BA Cultural & Creative Industries grading assessment criteria for written work

These are the guidelines tutors on the BA (Hons) Cultural and Creative Industries will use when grading student work.

80%+ Outstanding
This work is exceptionally accomplished, going beyond what would normally be expected of an undergraduate. It has an extremely sophisticated grasp of relevant knowledge, skills and understanding, and a high degree of originality. The work is characterised by a superb grasp of the topic, involving extensive breadth and depth, an outstanding degree of conceptual clarity and a polished presentation. It is likely to have potential for publication or wider public dissemination.

70-79% Excellent
The work is of excellent overall quality (1st). The work demonstrates an excellent breadth and depth of understanding on the subject, independent research and is extremely coherent and well-structured. It engages with complex ideas in a fluent fashion, synthesizes a wide variety of information with considerable flair and clearly develops its own perspectives on the subject. Referencing and citations are exemplary.

60-69% Good
The work is of a high (2:1) standard. It makes a good attempt to address the learning outcomes / assessment criteria, realising all to some extent and most well. It demonstrates thorough research and reading, and engages well with the topic in terms of breadth and depth. Information is presented critically, with a clear development of the narrative and argument. It is well-structured and logically written. Referencing and citations are sound.

50-59% Fair
This work is of a fairly good (2:2) standard. It demonstrates knowledge of the subject area and attempts to address the learning outcomes/assessment criteria. It realises all of the learning outcomes to some extent, and some quite well, but typically also includes irrelevant or underdeveloped material. It shows some evidence of analysis but is overly based on description.
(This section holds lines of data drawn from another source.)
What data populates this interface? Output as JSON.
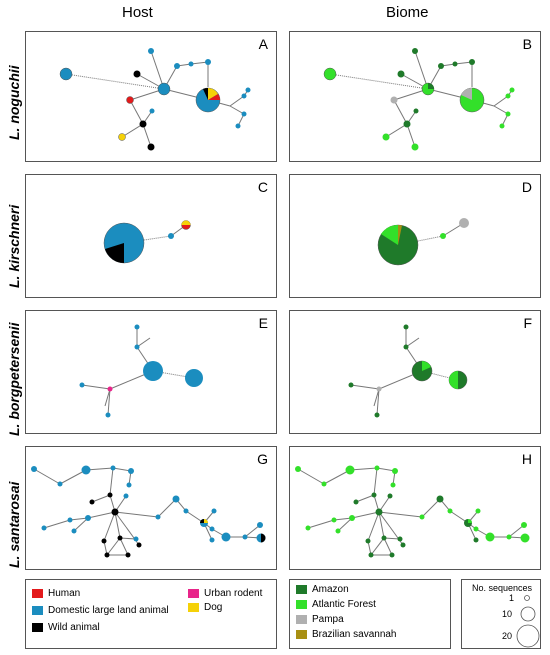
{
  "headers": {
    "host": "Host",
    "biome": "Biome"
  },
  "species": [
    "L. noguchii",
    "L. kirschneri",
    "L. borgpetersenii",
    "L. santarosai"
  ],
  "panel_letters": [
    "A",
    "B",
    "C",
    "D",
    "E",
    "F",
    "G",
    "H"
  ],
  "legend_host": {
    "items": [
      {
        "label": "Human",
        "color": "#e31a1c"
      },
      {
        "label": "Domestic large land animal",
        "color": "#1b8dbf"
      },
      {
        "label": "Wild animal",
        "color": "#000000"
      },
      {
        "label": "Urban rodent",
        "color": "#e8258a"
      },
      {
        "label": "Dog",
        "color": "#f5d108"
      }
    ]
  },
  "legend_biome": {
    "items": [
      {
        "label": "Amazon",
        "color": "#1f7a2a"
      },
      {
        "label": "Atlantic Forest",
        "color": "#33e02a"
      },
      {
        "label": "Pampa",
        "color": "#b0b0b0"
      },
      {
        "label": "Brazilian savannah",
        "color": "#a88f12"
      }
    ]
  },
  "legend_size": {
    "title": "No. sequences",
    "labels": [
      "1",
      "10",
      "20"
    ]
  }
}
It will have a structure, but this may not always be clear. It will use a fair amount of relevant sources and material, but clearly could have used more. Referencing and citations are largely good but may contain minor errors or have a few missing bibliographic details.

40-49% Pass
This is work that demonstrates basic knowledge of the subject area but only to a threshold level (3rd). It has some critical awareness, and core concepts and key debates are referred to, but only in a generic manner. This means the overall impression generated by the work is of superficial description rather than analysis. The work indicates only limited reading and research and typically refers to a very limited range of examples. The work may present an overall argument or logical development, but lack relevant content; alternately, it may present some evidence of reading and research in an unstructured or incoherent way. Writing style is typically a cause for concern, referencing and citations are haphazard, and the understanding of the role of referencing and bibliographies in academic practice is limited.

30-39% Fail
The submission is not acceptable to fulfil the assessment criteria for the course. The work shows little grasp of the topic under discussion or no development beyond very basic description. There will not be a coherent approach to the assignment, nor an adequate structure to frame the discussion. Referencing will be poor, or perhaps non-existent, suggesting lack of familiarity with academic practice. Essential sources are not consulted or are misunderstood. Presentation involves many errors of spelling, punctuation and grammar, making the work hard to follow.

0-29% Outright fail
The work suggests no real engagement with, or understanding of the subject area and demonstrates a totally inadequate attempt to address the learning outcomes. This suggests substantial cause for concern. Students receiving this mark will be expected to discuss their work with the course tutor.